Nos enfrentamos, además, a un escenario de ajustes fiscales porque, aunque se haya prorrogado la suspensión del Pacto de Estabilidad europeo en el próximo año 2023, las previsiones de control del déficit desde Bruselas, se van a acentuar. Los llamados países frugales y Alemania, enormemente sensible a la inflación, presionarán para una subida de los tipos de interés en el BCE y para una mayor reducción de los déficit público nacionales. No olvidemos que el Banco Central Europeo dejará de comprar nuestra deuda y los mercados están alarmados por el endeudamiento público producido durante la pandemia. La prima de riesgo asoma de nuevo y encarece nuestras emisiones. Finalmente, una progresiva reducción de los ritmos de crecimiento económico, aunque España lo esté liderando, reducen nuestros márgenes de gasto.

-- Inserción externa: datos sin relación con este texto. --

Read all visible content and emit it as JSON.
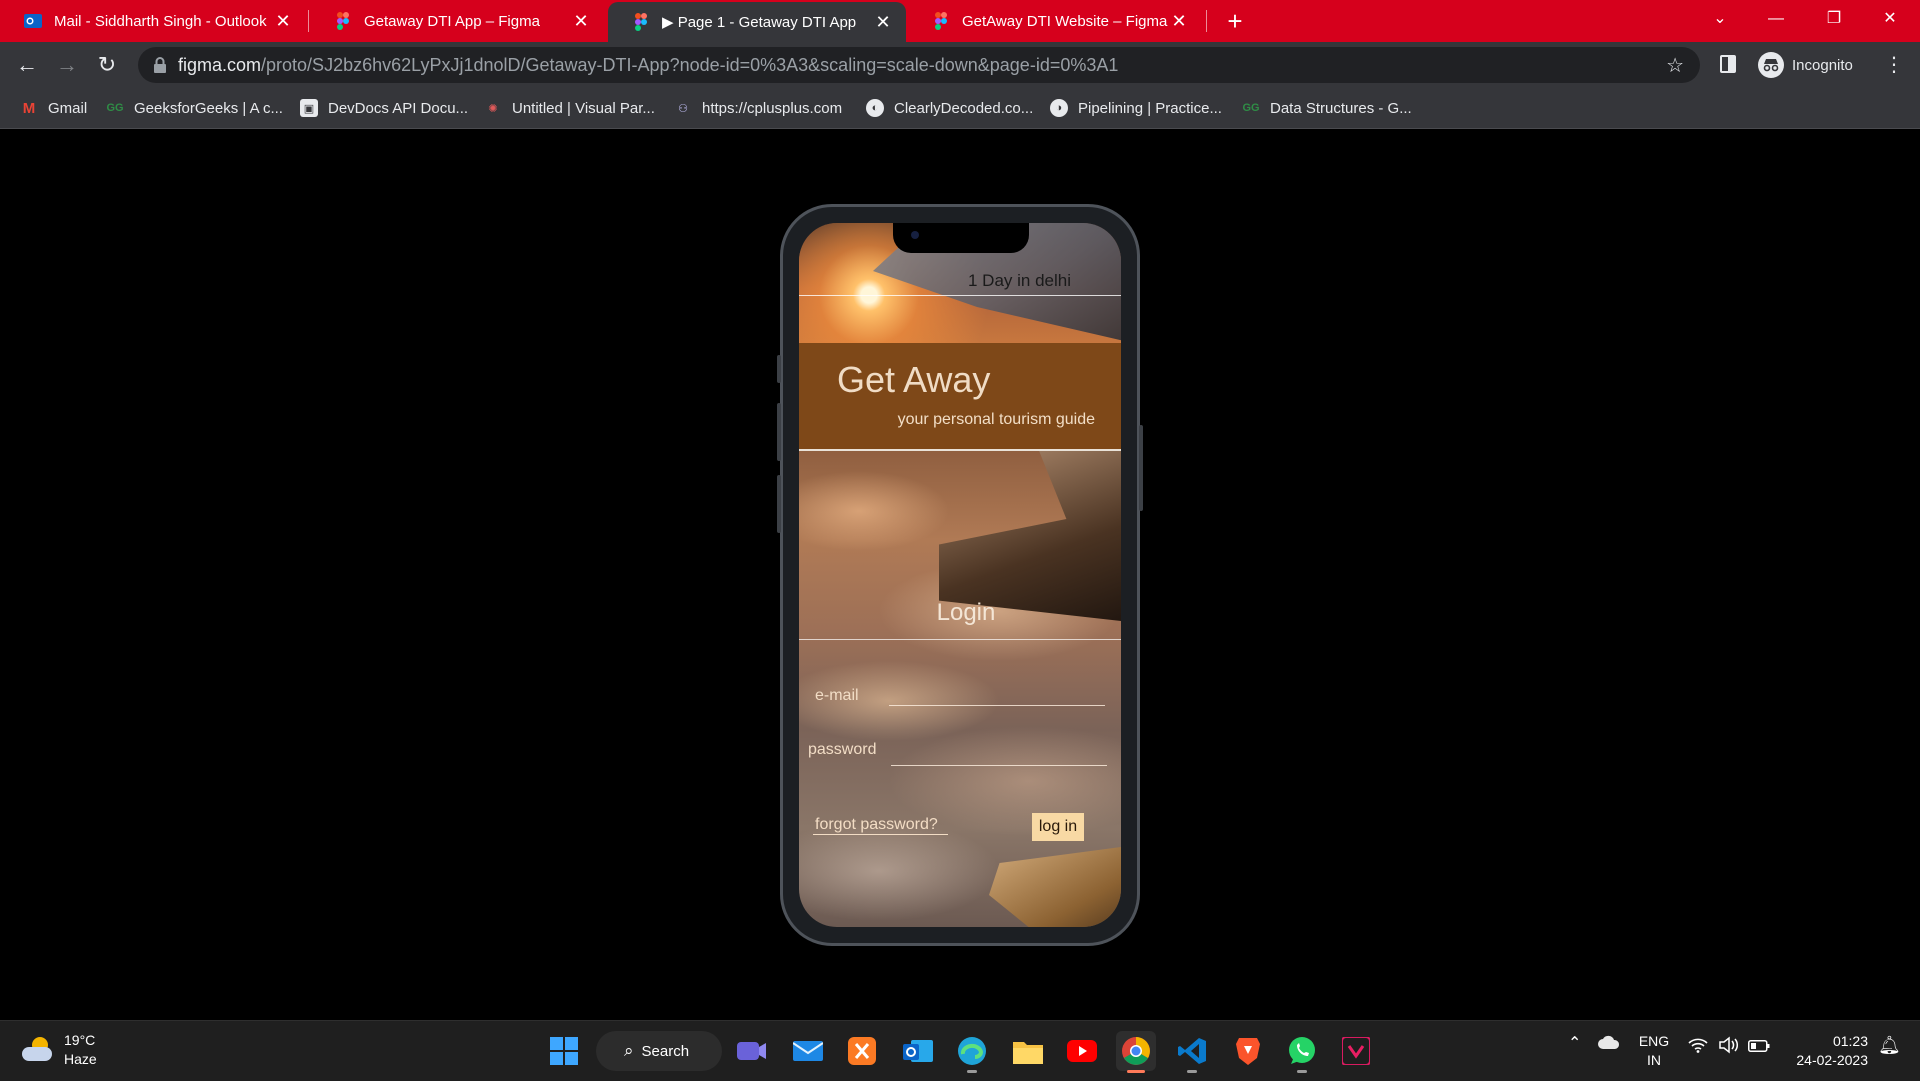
{
  "browser": {
    "tabs": [
      {
        "title": "Mail - Siddharth Singh - Outlook",
        "icon": "outlook-icon",
        "active": false
      },
      {
        "title": "Getaway DTI App – Figma",
        "icon": "figma-icon",
        "active": false
      },
      {
        "title": "▶ Page 1 - Getaway DTI App",
        "icon": "figma-icon",
        "active": true
      },
      {
        "title": "GetAway DTI Website – Figma",
        "icon": "figma-icon",
        "active": false
      }
    ],
    "url_host": "figma.com",
    "url_path": "/proto/SJ2bz6hv62LyPxJj1dnolD/Getaway-DTI-App?node-id=0%3A3&scaling=scale-down&page-id=0%3A1",
    "profile_label": "Incognito",
    "bookmarks": [
      {
        "label": "Gmail",
        "icon": "gmail-icon"
      },
      {
        "label": "GeeksforGeeks | A c...",
        "icon": "geeksforgeeks-icon"
      },
      {
        "label": "DevDocs API Docu...",
        "icon": "devdocs-icon"
      },
      {
        "label": "Untitled | Visual Par...",
        "icon": "visual-paradigm-icon"
      },
      {
        "label": "https://cplusplus.com",
        "icon": "cplusplus-icon"
      },
      {
        "label": "ClearlyDecoded.co...",
        "icon": "clearlydecoded-icon"
      },
      {
        "label": "Pipelining | Practice...",
        "icon": "practice-icon"
      },
      {
        "label": "Data Structures - G...",
        "icon": "geeksforgeeks-icon"
      }
    ]
  },
  "app": {
    "top_label": "1 Day in delhi",
    "brand_name": "Get Away",
    "brand_tagline": "your personal tourism guide",
    "login_title": "Login",
    "email_label": "e-mail",
    "password_label": "password",
    "forgot_label": "forgot password?",
    "login_button": "log in",
    "colors": {
      "brand_band": "#7e4818",
      "login_button_bg": "#f8d9a4",
      "chrome_tab_strip": "#d6001c"
    }
  },
  "taskbar": {
    "weather_temp": "19°C",
    "weather_desc": "Haze",
    "search_label": "Search",
    "lang_top": "ENG",
    "lang_bottom": "IN",
    "time": "01:23",
    "date": "24-02-2023",
    "apps": [
      "start-icon",
      "teams-icon",
      "mail-icon",
      "xampp-icon",
      "outlook-icon",
      "edge-icon",
      "file-explorer-icon",
      "youtube-icon",
      "chrome-icon",
      "vscode-icon",
      "brave-icon",
      "whatsapp-icon",
      "vectr-icon"
    ]
  }
}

En estas circunstancias sería extraordinario que nuestro país recuperara la cultura de los grandes acuerdos entre los agentes sociales que comenzaron con los Pactos de la Moncloa y fueron seguidos de sucesivos Acuerdos Nacionales a lo largo de las dos últimas décadas del pasado siglo. La España de hoy es, en parte, deudora del sentido común y de la capacidad de pacto que mostraron los agentes sociales aquellos años: desde la reconversión industrial de comienzos de los ochenta, hasta la modernización de nuestro aparato productivo en los primeros años 90 y la internacionalización de nuestras empresas al final del pasado siglo.

Algo de ese espíritu constructivo ya está ocurriendo ahora, porque los salarios reales no han repercutido la inflación de estos últimos seis meses y porque la senda de los beneficios empresariales está siendo relativamente moderada. Pero no es suficiente y no está asegurado que no ocurra lo contrario el año que viene. Al elaborar los presupuestos de 2023 estos criterios de contención de la inflación deben extenderse a los funcionarios. También deberíamos ser capaces de incluir algunas medidas fiscales en el rendimiento de capitales, en sociedades y en otras figuras impositivas, aunque solo sea como símbolo de un esfuerzo colectivo del país y como compensación a los sacrificios que se demanda al conjunto de los trabajadores. Por supuesto, el pacto de rentas debería incluir también las ayudas a los sectores más vulnerables del país en lo que bien podríamos llamar políticas pre-distributivas hacia mercados básicos: vivienda, energía, movilidad, más las ayudas temporales a la supervivencia de la pobreza extrema.

Soy consciente de las dificultades políticas que encierra este proyecto, pero también afirmo que no hay en el horizonte actual mayor ni mejor esperanza para nuestra política económica. Junto a los fondos del Next Generation, un pacto de rentas colocaría a España en la mejor disposición interna e internacional para afrontar los difíciles años económicos que vienen. Un pacto de rentas es, contra lo que piensa cierta izquierda testimonial, la política más progresista y la que evita mayores males para la población más necesitada, la de las bajas rentas y los nueve millones y medio de pensionistas, cuando la inflación nos ataca.

Tomemos como buen ejemplo de buena política la reforma laboral pactada a finales de 2021. Pues bien, esa es la senda por la que deberíamos seguir. Por eso me extraña que la búsqueda de ese gran pacto que, además de los beneficios económicos y sociales descritos, daría al gobierno una centralidad social que necesita, se haya abandonado tan rápidamente.

Es difícil desde luego, pero imposible si no se intenta.